A Dutch child with two lesbian mothers and two homosexual fathers has pressured a comic book publisher into including a gay couple in its next issue of Donald Duck.
Fenna made the complaint during an episode of Dutch news programme NOS Youth News, saying, “There are no gays or lesbians in Donald Duck, I’ve checked them all.”
“My parents are gays and lesbians and I think it’s important that that’s portrayed as normal too, but in Duck City it looks like it does not exist at all,” the ten-year-old added.
According to NOS, the young social justice activist spoke to the editor in chief of the comic, Joan Lommen, who said that LGBT characters were simply “not in the minds of the artists.”
Fenna denounced the wrongthink, saying, “That’s a bit ridiculous, actually.”
However, the girl conceded that it was not necessary to make one of the lead characters, like Goofy, gay, but that some of the extras in the background appearing as LGBT-inclusive would suffice.
“You see a lot of couples, a few of those people can be gay,” she said.

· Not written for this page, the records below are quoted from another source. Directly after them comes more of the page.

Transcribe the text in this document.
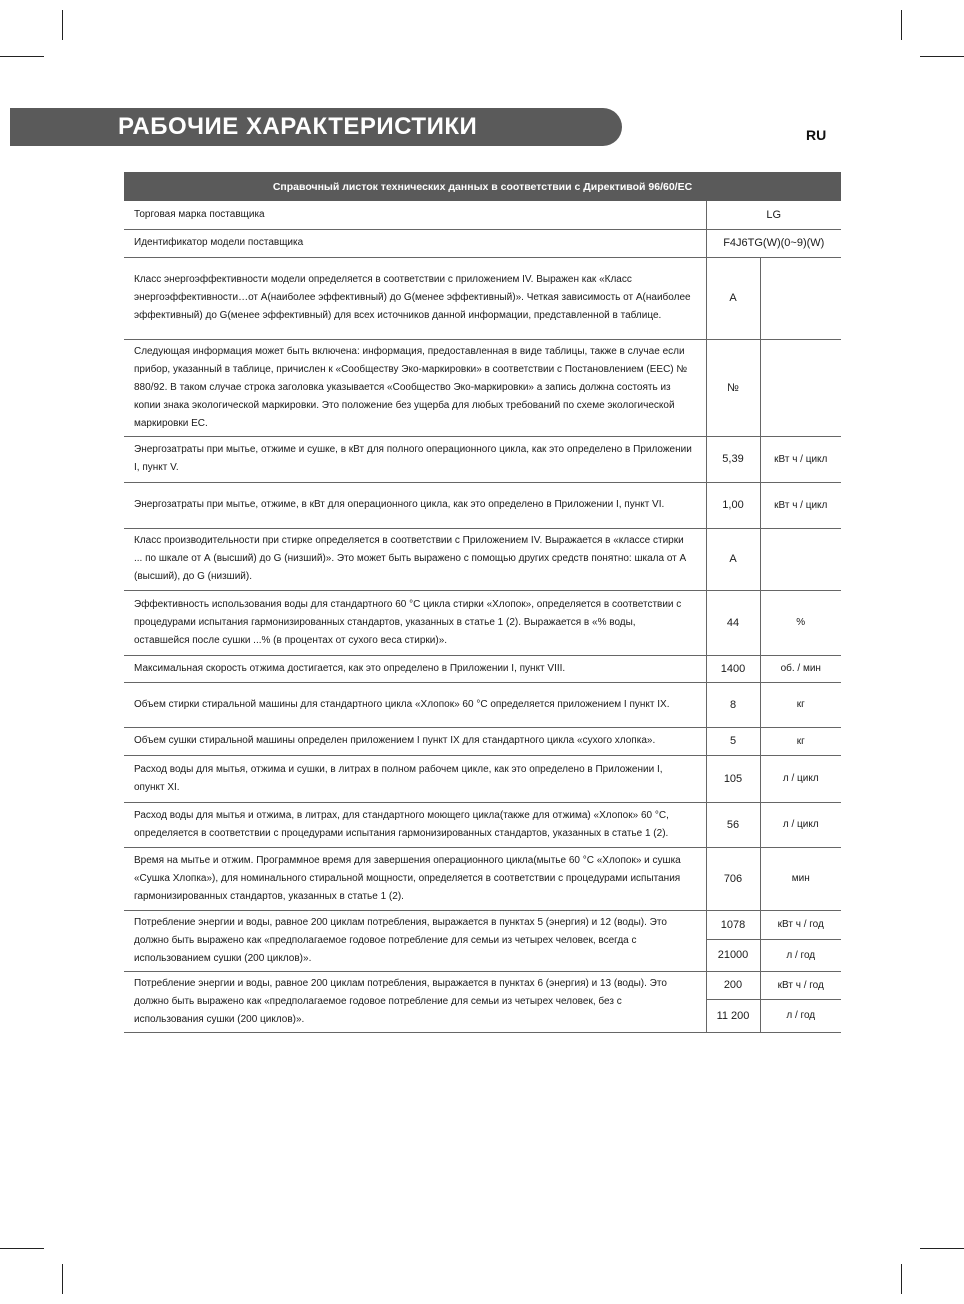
РАБОЧИЕ ХАРАКТЕРИСТИКИ	RU
Справочный листок технических данных в соответствии с Директивой 96/60/ЕС		
Торговая марка поставщика	LG	
Идентификатор модели поставщика	F4J6TG(W)(0~9)(W)	
Класс энергоэффективности модели определяется в соответствии с приложением IV. Выражен как «Класс энергоэффективности…от А(наиболее эффективный) до G(менее эффективный)». Четкая зависимость от А(наиболее эффективный) до G(менее эффективный) для всех источников данной информации, представленной в таблице.	A	
Следующая информация может быть включена: информация, предоставленная в виде таблицы, также в случае если прибор, указанный в таблице, причислен к «Сообществу Эко-маркировки» в соответствии с Постановлением (ЕЕС) № 880/92. В таком случае строка заголовка указывается «Сообщество Эко-маркировки» а запись должна состоять из копии знака экологической маркировки. Это положение без ущерба для любых требований по схеме экологической маркировки ЕС.	№	
Энергозатраты при мытье, отжиме и сушке, в кВт для полного операционного цикла, как это определено в Приложении I, пункт V.	5,39	кВт ч / цикл
Энергозатраты при мытье, отжиме, в кВт для операционного цикла, как это определено в Приложении I, пункт VI.	1,00	кВт ч / цикл
Класс производительности при стирке определяется в соответствии с Приложением IV. Выражается в «классе стирки ... по шкале от А (высший) до G (низший)». Это может быть выражено с помощью других средств понятно: шкала от А (высший), до G (низший).	A	
Эффективность использования воды для стандартного 60 °C цикла стирки «Хлопок», определяется в соответствии с процедурами испытания гармонизированных стандартов, указанных в статье 1 (2). Выражается в «% воды, оставшейся после сушки ...% (в процентах от сухого веса стирки)».	44	%
Максимальная скорость отжима достигается, как это определено в Приложении I, пункт VIII.	1400	об. / мин
Объем стирки стиральной машины для стандартного цикла «Хлопок» 60 °C определяется приложением I пункт IX.	8	кг
Объем сушки стиральной машины определен приложением I пункт IX для стандартного цикла «сухого хлопка».	5	кг
Расход воды для мытья, отжима и сушки, в литрах в полном рабочем цикле, как это определено в Приложении I, опункт XI.	105	л / цикл
Расход воды для мытья и отжима, в литрах, для стандартного моющего цикла(также для отжима) «Хлопок» 60 °C, определяется в соответствии с процедурами испытания гармонизированных стандартов, указанных в статье 1 (2).	56	л / цикл
Время на мытье и отжим. Программное время для завершения операционного цикла(мытье 60 °C «Хлопок» и сушка «Сушка Хлопка»), для номинального стиральной мощности, определяется в соответствии с процедурами испытания гармонизированных стандартов, указанных в статье 1 (2).	706	мин
Потребление энергии и воды, равное 200 циклам потребления, выражается в пунктах 5 (энергия) и 12 (воды). Это должно быть выражено как «предполагаемое годовое потребление для семьи из четырех человек, всегда с использованием сушки (200 циклов)».	1078	кВт ч / год
	21000	л / год
Потребление энергии и воды, равное 200 циклам потребления, выражается в пунктах 6 (энергия) и 13 (воды). Это должно быть выражено как «предполагаемое годовое потребление для семьи из четырех человек, без с использования сушки (200 циклов)».	200	кВт ч / год
	11 200	л / год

Later in the news report, Fenna was taken to the studio in the Netherlands where the comic was drawn, and one of the artists showed her a cartoon background of a heterosexual couple sitting at a table in a restaurant being changed into a lesbian couple, with hearts drawn around them to emphasise they were in a same-sex relationship.
Earlier this month, the Disney channel debuted its first underage gay character, in the primetime children’s series Andi Mack, with viewers having a median age of ten years old.
In 2017, progressive activists praised the network for its portrayal of lesbian parents in the animated show Doc McStuffins, a programme aimed at preschoolers.
However, the LGBT lobby were not happy when Disney announced in August 2018 that it had cast straight actor Jack Whitehall to play its first leading gay character in feature film The Jungle Cruise, with some in the entertainment industry complaining of a “lack of LGBTQ+ representation on screen.”